According to reporting by Nikkei Asia, the government has outlined a plan to settle the Islamic bond, which matures on 8 April, drawing on a combination of reserves and financing options. Authorities have indicated that more than USD 650 million has been set aside for the payment, supported by gross foreign reserves of approximately USD 1.27 billion.
Breakdowns shared publicly suggest that over USD 320 million is held in the Sovereign Development Fund, alongside more than USD 330 million in usable reserves. The government has maintained that these buffers are sufficient to meet the obligation without disruption.
At the same time, the report notes that discussions have taken place with Cargill Financial Services International over a potential USD 300 million loan, which could be used to support the repayment. This has prompted questions among market observers about the extent to which existing reserves are readily deployable, particularly given the country’s ongoing foreign currency pressures.
Economists cited in the report point to uncertainty around financing strategy, including differences between the government’s stated borrowing thresholds and the terms reportedly sought by lenders. Some investors have also raised concerns about the lack of clarity on whether a financing agreement has been finalised ahead of the maturity date.
The Sukuk repayment forms part of a broader rise in debt servicing obligations. International institutions had previously warned that by 2026, annual external debt payments could reach around USD 1 billion, compared to significantly lower averages in earlier years. The April maturity includes not only the Sukuk but also other obligations due within the same period.

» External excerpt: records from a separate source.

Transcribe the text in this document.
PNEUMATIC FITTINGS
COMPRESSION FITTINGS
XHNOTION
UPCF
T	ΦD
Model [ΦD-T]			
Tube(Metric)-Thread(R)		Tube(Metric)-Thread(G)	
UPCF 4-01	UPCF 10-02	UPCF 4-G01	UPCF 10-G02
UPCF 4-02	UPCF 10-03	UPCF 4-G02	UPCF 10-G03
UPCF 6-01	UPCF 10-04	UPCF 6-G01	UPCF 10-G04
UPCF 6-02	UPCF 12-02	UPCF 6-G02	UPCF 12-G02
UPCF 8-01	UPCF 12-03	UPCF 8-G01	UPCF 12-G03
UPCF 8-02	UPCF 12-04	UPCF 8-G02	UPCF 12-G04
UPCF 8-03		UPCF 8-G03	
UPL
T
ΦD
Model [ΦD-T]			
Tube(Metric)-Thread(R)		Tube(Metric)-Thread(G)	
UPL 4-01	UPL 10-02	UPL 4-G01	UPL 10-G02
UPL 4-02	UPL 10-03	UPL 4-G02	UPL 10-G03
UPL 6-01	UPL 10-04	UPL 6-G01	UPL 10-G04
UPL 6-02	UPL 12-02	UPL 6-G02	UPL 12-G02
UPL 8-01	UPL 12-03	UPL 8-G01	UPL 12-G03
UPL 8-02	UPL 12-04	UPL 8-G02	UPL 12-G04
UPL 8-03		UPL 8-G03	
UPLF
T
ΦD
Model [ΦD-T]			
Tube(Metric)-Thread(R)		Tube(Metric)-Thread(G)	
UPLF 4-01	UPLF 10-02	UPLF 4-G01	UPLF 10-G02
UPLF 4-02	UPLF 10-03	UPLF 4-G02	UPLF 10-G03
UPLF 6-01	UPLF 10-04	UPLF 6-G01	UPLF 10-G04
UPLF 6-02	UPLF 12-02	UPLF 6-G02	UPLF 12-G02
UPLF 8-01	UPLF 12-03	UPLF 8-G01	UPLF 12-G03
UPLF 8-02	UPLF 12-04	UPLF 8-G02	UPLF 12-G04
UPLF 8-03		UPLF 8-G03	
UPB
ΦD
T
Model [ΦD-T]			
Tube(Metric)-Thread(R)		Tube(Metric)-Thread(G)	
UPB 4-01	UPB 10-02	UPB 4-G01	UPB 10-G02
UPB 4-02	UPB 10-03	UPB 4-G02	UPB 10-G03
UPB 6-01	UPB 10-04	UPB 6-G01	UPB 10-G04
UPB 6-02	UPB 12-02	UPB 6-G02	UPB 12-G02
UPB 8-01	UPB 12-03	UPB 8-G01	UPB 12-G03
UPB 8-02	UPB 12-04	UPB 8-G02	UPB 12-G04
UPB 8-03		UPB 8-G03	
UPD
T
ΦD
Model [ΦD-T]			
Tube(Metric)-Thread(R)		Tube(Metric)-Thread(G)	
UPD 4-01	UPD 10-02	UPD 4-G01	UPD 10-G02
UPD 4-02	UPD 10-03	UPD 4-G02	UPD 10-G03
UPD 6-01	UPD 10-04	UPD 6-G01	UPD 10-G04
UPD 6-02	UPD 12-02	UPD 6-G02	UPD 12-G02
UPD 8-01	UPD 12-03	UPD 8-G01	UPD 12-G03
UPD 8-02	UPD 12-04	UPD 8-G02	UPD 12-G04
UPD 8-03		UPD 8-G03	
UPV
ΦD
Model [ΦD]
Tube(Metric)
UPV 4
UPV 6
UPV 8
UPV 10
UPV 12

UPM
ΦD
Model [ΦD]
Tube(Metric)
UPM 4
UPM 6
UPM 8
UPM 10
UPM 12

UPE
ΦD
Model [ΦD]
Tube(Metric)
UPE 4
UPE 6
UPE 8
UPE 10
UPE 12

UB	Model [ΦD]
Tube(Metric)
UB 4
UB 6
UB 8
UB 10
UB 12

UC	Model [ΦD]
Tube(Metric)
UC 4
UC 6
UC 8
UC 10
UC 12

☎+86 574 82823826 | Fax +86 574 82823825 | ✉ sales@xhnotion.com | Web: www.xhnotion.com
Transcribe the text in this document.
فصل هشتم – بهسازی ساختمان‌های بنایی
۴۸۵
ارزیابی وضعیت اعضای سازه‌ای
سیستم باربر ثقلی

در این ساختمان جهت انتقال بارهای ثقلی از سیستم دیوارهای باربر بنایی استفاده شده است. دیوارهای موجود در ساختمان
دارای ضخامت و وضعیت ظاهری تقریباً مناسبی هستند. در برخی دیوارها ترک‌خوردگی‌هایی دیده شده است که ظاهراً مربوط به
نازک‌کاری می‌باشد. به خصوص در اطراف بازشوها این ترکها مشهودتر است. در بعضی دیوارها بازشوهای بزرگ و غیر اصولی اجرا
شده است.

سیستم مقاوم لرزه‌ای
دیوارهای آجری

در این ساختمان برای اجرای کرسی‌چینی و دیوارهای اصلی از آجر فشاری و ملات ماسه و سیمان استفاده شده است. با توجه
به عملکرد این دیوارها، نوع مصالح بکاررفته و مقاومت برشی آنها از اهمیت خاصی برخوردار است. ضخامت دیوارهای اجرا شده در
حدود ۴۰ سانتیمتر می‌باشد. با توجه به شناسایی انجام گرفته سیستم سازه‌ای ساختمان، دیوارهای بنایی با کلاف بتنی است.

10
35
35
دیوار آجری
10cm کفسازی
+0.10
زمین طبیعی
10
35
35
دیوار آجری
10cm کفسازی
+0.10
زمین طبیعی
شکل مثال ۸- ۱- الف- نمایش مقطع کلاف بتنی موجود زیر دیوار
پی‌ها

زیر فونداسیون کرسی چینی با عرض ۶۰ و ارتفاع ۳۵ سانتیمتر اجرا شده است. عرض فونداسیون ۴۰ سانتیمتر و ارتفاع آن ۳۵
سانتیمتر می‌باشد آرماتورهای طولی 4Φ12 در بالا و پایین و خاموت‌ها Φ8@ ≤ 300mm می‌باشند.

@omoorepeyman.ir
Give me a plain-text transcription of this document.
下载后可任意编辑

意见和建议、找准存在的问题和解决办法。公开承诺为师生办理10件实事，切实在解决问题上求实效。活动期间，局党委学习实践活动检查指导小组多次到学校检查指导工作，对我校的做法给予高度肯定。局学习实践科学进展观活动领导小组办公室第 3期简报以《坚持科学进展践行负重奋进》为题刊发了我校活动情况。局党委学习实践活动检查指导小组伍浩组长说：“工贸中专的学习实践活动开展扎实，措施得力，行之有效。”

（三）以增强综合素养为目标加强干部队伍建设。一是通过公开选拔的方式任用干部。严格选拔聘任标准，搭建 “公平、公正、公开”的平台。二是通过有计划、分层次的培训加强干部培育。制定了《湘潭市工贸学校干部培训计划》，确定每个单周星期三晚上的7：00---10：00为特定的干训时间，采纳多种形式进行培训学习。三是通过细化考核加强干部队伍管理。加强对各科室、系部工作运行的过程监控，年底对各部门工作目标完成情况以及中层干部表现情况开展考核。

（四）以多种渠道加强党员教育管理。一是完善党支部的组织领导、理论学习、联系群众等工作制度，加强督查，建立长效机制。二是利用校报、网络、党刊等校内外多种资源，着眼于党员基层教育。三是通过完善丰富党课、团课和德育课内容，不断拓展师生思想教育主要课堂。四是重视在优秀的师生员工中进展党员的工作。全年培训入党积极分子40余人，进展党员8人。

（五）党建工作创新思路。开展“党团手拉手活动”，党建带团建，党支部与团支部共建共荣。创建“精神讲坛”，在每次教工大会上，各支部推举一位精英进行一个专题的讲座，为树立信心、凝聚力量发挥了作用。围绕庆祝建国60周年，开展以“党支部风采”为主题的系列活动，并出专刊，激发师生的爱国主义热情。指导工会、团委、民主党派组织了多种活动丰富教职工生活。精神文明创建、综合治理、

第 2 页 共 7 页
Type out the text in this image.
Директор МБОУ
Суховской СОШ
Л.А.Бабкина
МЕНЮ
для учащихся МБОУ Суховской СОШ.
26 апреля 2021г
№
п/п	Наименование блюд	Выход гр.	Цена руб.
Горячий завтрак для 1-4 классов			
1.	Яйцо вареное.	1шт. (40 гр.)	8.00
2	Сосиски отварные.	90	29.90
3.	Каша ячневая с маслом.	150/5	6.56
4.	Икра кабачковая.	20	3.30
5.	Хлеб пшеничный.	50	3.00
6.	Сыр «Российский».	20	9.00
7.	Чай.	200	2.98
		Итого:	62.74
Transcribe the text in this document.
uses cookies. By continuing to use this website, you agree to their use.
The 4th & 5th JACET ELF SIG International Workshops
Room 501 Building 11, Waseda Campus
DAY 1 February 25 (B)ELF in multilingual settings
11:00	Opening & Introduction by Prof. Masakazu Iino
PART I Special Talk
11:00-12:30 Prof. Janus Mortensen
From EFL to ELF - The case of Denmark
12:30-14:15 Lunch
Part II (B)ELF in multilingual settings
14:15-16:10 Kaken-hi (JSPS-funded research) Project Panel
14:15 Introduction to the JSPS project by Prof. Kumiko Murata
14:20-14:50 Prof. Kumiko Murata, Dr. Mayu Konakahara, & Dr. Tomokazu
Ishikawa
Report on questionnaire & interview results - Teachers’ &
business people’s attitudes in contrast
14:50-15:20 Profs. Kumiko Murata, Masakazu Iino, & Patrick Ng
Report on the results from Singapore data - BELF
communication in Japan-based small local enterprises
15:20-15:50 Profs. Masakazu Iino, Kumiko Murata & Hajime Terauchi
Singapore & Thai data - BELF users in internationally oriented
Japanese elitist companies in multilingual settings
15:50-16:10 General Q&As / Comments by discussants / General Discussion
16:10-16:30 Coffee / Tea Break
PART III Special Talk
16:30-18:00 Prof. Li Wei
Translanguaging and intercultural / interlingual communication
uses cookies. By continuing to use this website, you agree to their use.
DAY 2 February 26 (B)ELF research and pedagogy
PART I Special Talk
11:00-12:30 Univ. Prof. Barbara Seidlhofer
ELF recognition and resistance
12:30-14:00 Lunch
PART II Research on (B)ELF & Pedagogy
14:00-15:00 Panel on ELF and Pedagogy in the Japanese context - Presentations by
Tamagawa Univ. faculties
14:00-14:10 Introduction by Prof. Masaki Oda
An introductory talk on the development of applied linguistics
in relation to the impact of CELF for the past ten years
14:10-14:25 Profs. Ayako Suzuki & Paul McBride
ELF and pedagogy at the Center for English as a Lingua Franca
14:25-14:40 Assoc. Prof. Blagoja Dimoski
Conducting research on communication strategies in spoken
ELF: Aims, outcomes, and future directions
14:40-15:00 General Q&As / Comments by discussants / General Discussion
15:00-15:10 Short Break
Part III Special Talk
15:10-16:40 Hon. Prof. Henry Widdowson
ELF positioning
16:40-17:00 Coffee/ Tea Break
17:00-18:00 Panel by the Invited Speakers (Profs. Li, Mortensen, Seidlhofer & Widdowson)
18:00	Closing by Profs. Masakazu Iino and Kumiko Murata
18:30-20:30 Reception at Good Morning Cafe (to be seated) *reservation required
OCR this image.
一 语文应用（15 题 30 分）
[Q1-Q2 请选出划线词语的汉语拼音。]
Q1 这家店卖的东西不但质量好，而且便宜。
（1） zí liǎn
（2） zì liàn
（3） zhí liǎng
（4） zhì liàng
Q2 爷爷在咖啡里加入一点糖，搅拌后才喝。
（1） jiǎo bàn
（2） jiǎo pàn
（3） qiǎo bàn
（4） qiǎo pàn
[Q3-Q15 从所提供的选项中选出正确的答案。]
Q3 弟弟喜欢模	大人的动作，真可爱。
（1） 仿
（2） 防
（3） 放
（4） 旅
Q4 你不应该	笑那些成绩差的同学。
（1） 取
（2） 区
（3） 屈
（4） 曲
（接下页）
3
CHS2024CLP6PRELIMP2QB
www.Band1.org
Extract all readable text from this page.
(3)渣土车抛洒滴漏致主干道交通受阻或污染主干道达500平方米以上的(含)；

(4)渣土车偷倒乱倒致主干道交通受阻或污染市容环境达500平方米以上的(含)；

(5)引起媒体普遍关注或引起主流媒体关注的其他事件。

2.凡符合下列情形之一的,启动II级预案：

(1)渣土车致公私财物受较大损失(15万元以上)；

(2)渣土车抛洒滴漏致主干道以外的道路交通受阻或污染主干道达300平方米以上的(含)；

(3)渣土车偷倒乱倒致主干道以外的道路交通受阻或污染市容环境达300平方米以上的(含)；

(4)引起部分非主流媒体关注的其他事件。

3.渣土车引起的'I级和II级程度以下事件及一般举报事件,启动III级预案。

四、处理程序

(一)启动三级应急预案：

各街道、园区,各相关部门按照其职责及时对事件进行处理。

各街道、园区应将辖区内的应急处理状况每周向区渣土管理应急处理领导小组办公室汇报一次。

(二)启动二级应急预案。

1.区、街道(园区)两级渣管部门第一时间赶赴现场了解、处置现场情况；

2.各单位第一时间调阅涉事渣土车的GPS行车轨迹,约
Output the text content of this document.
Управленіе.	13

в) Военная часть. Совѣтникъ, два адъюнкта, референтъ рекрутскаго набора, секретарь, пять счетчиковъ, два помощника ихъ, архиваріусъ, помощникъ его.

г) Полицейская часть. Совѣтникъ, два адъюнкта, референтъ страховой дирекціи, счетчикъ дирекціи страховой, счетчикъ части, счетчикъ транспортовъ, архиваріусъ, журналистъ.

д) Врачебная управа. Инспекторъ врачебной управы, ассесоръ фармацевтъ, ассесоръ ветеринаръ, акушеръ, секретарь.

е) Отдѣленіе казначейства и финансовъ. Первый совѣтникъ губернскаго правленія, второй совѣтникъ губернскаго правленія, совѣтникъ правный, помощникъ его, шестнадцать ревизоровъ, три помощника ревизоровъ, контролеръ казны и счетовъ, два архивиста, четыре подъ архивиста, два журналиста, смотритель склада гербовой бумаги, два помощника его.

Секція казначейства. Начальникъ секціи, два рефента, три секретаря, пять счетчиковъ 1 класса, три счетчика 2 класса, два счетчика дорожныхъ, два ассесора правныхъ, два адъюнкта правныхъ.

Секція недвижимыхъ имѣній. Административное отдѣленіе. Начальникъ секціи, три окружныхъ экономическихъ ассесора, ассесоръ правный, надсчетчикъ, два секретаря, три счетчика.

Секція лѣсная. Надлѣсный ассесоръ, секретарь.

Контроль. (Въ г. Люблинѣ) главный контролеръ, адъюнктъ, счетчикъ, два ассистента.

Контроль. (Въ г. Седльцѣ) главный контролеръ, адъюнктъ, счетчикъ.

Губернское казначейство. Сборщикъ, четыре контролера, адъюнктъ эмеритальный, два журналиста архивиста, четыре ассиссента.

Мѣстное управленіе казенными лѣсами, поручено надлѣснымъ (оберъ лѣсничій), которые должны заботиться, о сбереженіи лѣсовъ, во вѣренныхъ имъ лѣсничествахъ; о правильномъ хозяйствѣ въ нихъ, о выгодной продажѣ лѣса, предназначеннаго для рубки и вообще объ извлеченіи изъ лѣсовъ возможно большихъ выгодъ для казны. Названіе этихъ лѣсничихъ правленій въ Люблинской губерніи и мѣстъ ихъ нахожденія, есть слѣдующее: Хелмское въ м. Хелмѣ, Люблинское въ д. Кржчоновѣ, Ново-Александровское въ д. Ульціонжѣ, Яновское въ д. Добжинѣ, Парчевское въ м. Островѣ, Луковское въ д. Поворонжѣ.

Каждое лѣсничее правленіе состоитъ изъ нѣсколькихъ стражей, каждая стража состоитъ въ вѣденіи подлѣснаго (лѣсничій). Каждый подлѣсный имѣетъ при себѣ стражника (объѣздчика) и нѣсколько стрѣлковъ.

Efforts to refinance the bond through a new Sukuk issuance had been discussed previously, though such a plan has yet to materialise. In the absence of refinancing, the government’s approach has shifted towards a combination of reserves and external financing.
Market indicators suggest that investor confidence in the Sukuk has improved in recent months, with the bond trading closer to par value as it approaches maturity. Officials have pointed to this as a sign of continued demand, despite earlier concerns raised by credit rating agencies about rising default risks.
Beyond the immediate repayment, the situation highlights broader structural pressures within the economy. Public and publicly guaranteed debt has risen to an estimated USD 9.5 billion, equivalent to around 126.9 percent of GDP, while persistent fiscal and current account deficits continue to weigh on external balances.
Additional strain may emerge from external developments. The ongoing conflict in the Gulf is expected to affect energy prices and foreign exchange availability, with rating agencies warning that prolonged disruptions could further tighten liquidity conditions.
The upcoming Sukuk maturity is therefore being closely watched as a near-term test of the Maldives’ ability to manage its external obligations, while also maintaining confidence in its financial position.